The subject of this comment was a report in Il Regno by Archbishop McNamara, the then outspoken and hence controversial archbishop of the day, who died in office in April 1987. 

Keating forwarded the article to Iveagh House with a cover in which he remarked that it was well-informed and reflects accurately – and in more detail – the view of the Archbishop. 

Msgr Martin had described to Keating the journal that published it as “a left-wing Italian Tablet”. 

Moreover: “Msgr Martin was particularly struck by the Archbishop’s suggestion that whatever form Irish unity took, it was possible to foresee a situation where divorce was permitted in the North but not in the South. He thought this was a new idea and one which had not been heard before from a member of the hierarchy. I reminded him that a former Taoiseach had made similar remarks some years ago in an interview and had encountered some criticism on the matter.” 

This intervention was followed by a speech by Archbishop McNamara which was reprinted in the English version of L’Osservatore Romano (January 20, 1986). This had originally been delivered at meeting of Family Solidarity, which had provoked criticism due to its reference to pluralism and divorce. 

The editor of the English language edition Fr Seamus O’Byrne told Keating that the appearance of the article (one of several requested from English speaking bishops) had been delayed and it appearance was therefore of less significant than it seems. 

“Msgr Diarmuid Martin of the Pontifical Council for the Family had told me that it would appear and also that he had strongly advised omitting any reference to Family Solidarity, which he thought was a rather extreme group. 

“As you can see, his advice was accepted by the editor, and the piece appears simply under the Archbishop’s name with no further reference.

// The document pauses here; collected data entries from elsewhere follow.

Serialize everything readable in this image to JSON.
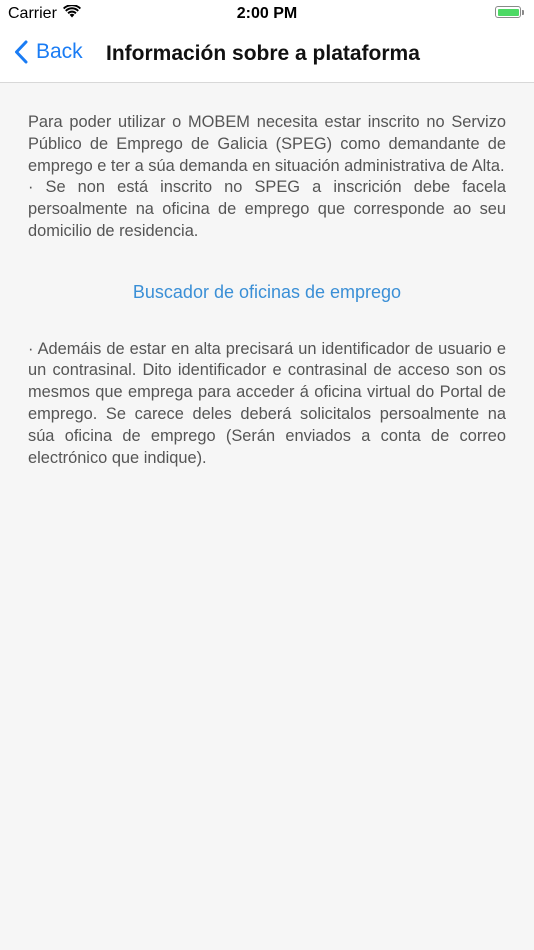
{
  "status_bar": {
    "carrier": "Carrier",
    "time": "2:00 PM",
    "battery_level": 1.0,
    "battery_color": "#4cd964"
  },
  "nav": {
    "back_label": "Back",
    "title": "Información sobre a plataforma",
    "accent_color": "#1a7cf4"
  },
  "content": {
    "para1": "Para poder utilizar o MOBEM necesita estar inscrito no Servizo Público de Emprego de Galicia (SPEG) como demandante de emprego e ter a súa demanda en situación administrativa de Alta.",
    "para2": "· Se non está inscrito no SPEG a inscrición debe facela persoalmente na oficina de emprego que corresponde ao seu domicilio de residencia.",
    "link": "Buscador de oficinas de emprego",
    "para3": "· Ademáis de estar en alta precisará un identificador de usuario e un contrasinal. Dito identificador e contrasinal de acceso son os mesmos que emprega para acceder á oficina virtual do Portal de emprego. Se carece deles deberá solicitalos persoalmente na súa oficina de emprego (Serán enviados a conta de correo electrónico que indique)."
  }
}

In any event, as the paper only sells 800 copies a week in Ireland, it may well go unnoticed.” 

Archbishop McNamara had called pluralism “an elusive concept” which would only lead to confusion “when questions of law and morality are concerned”.

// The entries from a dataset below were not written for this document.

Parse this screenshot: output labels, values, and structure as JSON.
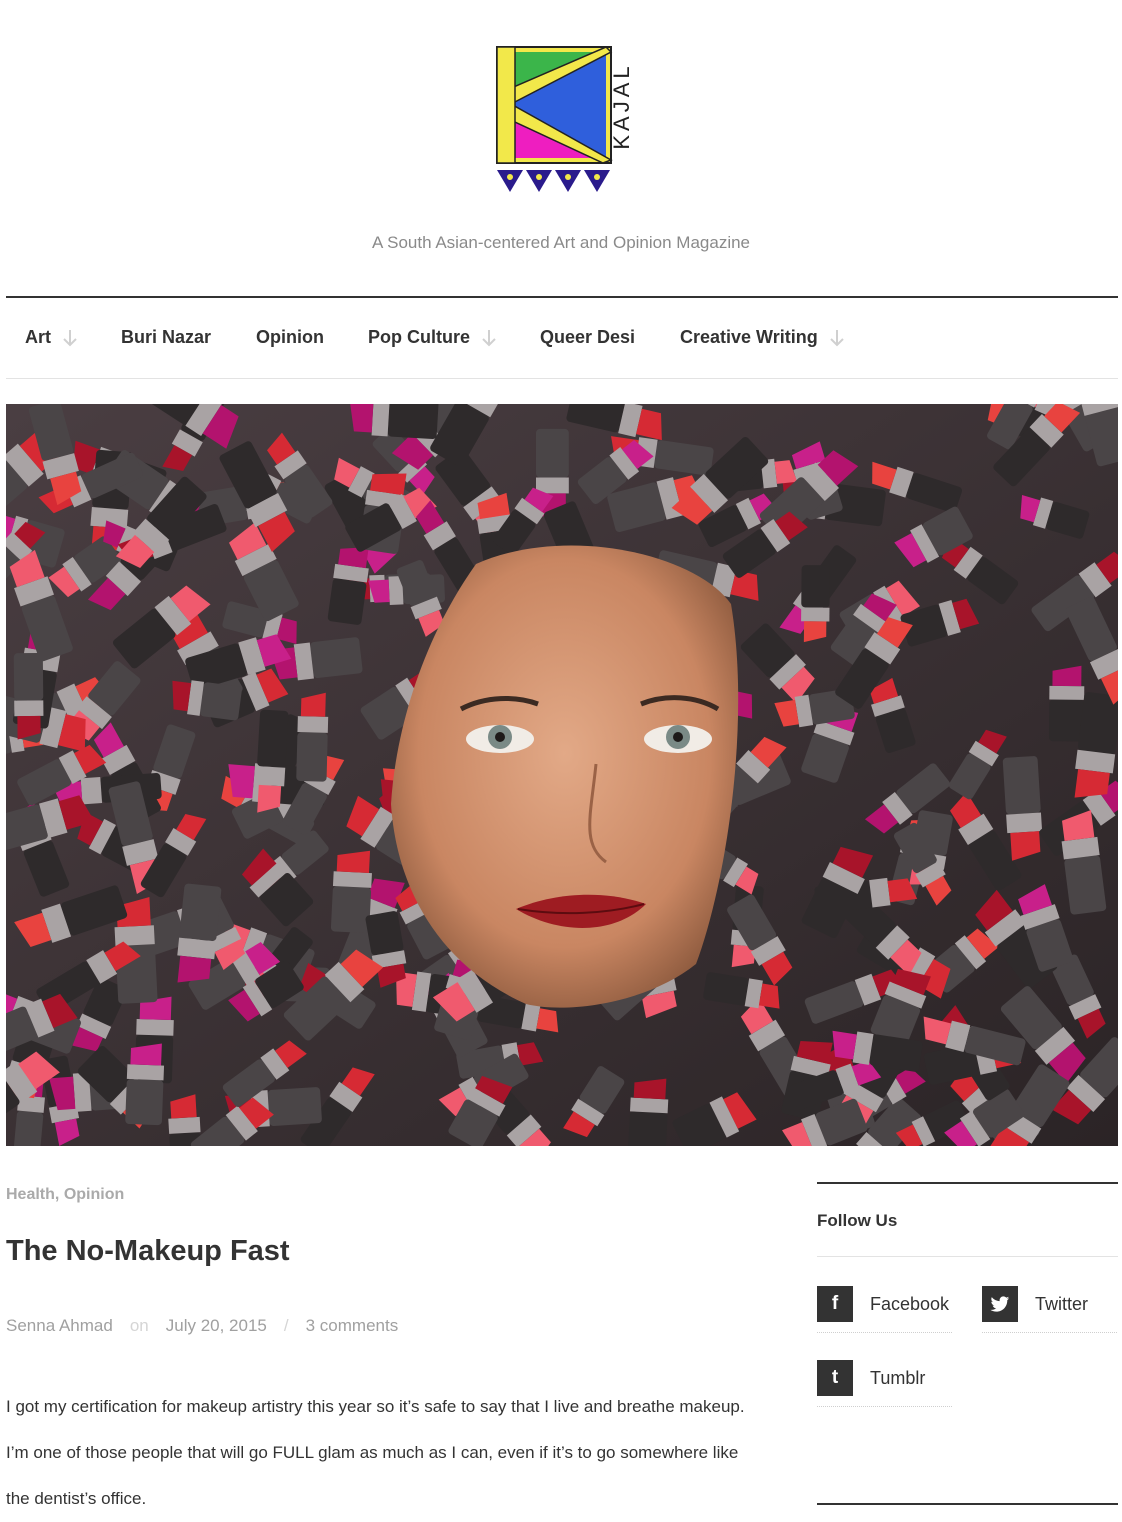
{
  "site": {
    "logo_text": "KAJAL",
    "tagline": "A South Asian-centered Art and Opinion Magazine"
  },
  "nav": {
    "items": [
      {
        "label": "Art",
        "has_dropdown": true
      },
      {
        "label": "Buri Nazar",
        "has_dropdown": false
      },
      {
        "label": "Opinion",
        "has_dropdown": false
      },
      {
        "label": "Pop Culture",
        "has_dropdown": true
      },
      {
        "label": "Queer Desi",
        "has_dropdown": false
      },
      {
        "label": "Creative Writing",
        "has_dropdown": true
      }
    ]
  },
  "article": {
    "categories": [
      "Health",
      "Opinion"
    ],
    "category_separator": ",",
    "title": "The No-Makeup Fast",
    "author": "Senna Ahmad",
    "meta_on": "on",
    "date": "July 20, 2015",
    "meta_sep": "/",
    "comments": "3 comments",
    "body": "I got my certification for makeup artistry this year so it’s safe to say that I live and breathe makeup. I’m one of those people that will go FULL glam as much as I can, even if it’s to go somewhere like the dentist’s office."
  },
  "sidebar": {
    "follow_title": "Follow Us",
    "social": [
      {
        "label": "Facebook",
        "icon": "facebook-icon",
        "glyph": "f"
      },
      {
        "label": "Twitter",
        "icon": "twitter-icon",
        "glyph": ""
      },
      {
        "label": "Tumblr",
        "icon": "tumblr-icon",
        "glyph": "t"
      }
    ]
  },
  "colors": {
    "text_dark": "#333333",
    "text_muted": "#8a8a8a",
    "logo_green": "#3bb54a",
    "logo_blue": "#2f5fdc",
    "logo_magenta": "#ee1ec0",
    "logo_yellow": "#f2e84a",
    "logo_indigo": "#2a1b8c"
  }
}
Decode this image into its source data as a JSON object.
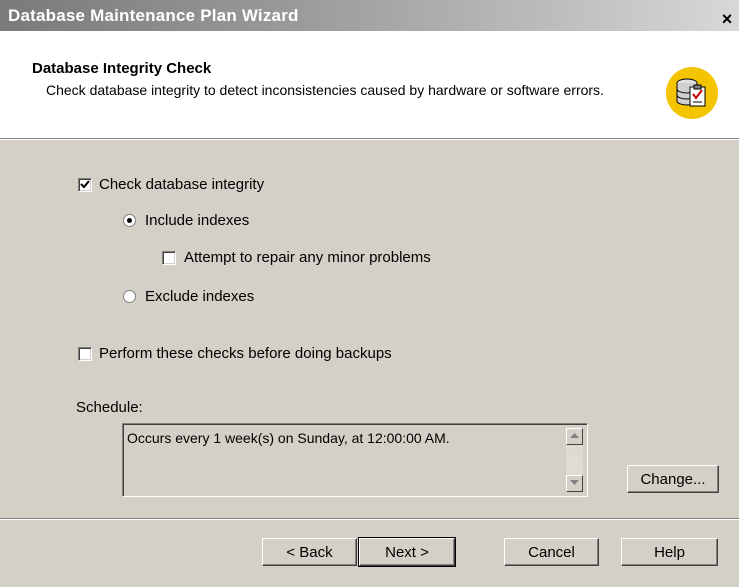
{
  "window": {
    "title": "Database Maintenance Plan Wizard",
    "close_symbol": "×"
  },
  "header": {
    "title": "Database Integrity Check",
    "description": "Check database integrity to detect inconsistencies caused by hardware or software errors.",
    "icon": "database-check-icon"
  },
  "options": {
    "check_integrity": {
      "label": "Check database integrity",
      "checked": true
    },
    "include_indexes": {
      "label": "Include indexes",
      "selected": true
    },
    "attempt_repair": {
      "label": "Attempt to repair any minor problems",
      "checked": false
    },
    "exclude_indexes": {
      "label": "Exclude indexes",
      "selected": false
    },
    "before_backups": {
      "label": "Perform these checks before doing backups",
      "checked": false
    }
  },
  "schedule": {
    "label": "Schedule:",
    "text": "Occurs every 1 week(s) on Sunday, at 12:00:00 AM.",
    "change_label": "Change..."
  },
  "footer": {
    "back_label": "< Back",
    "next_label": "Next >",
    "cancel_label": "Cancel",
    "help_label": "Help"
  },
  "colors": {
    "dialog_bg": "#d4d0c8",
    "header_bg": "#ffffff",
    "icon_circle": "#f5c400"
  }
}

Earlier (on December 20, 1985) in reporting again to Iveagh House Keating had remarked that “Diarmuid Martin was the person responsible for briefing the English language journalists during the recent Extraordinary Synod. You may have noticed that his brother, Seamus, was covering the event for the Irish Times which may explain the lengthy and authoritative coverage of the Synod which appeared in that paper.” 

These experiences with untimely remarks and the hidden influences on the press may well have shaped Archbishop Martin’s own careful treatment of current affairs in more recent years.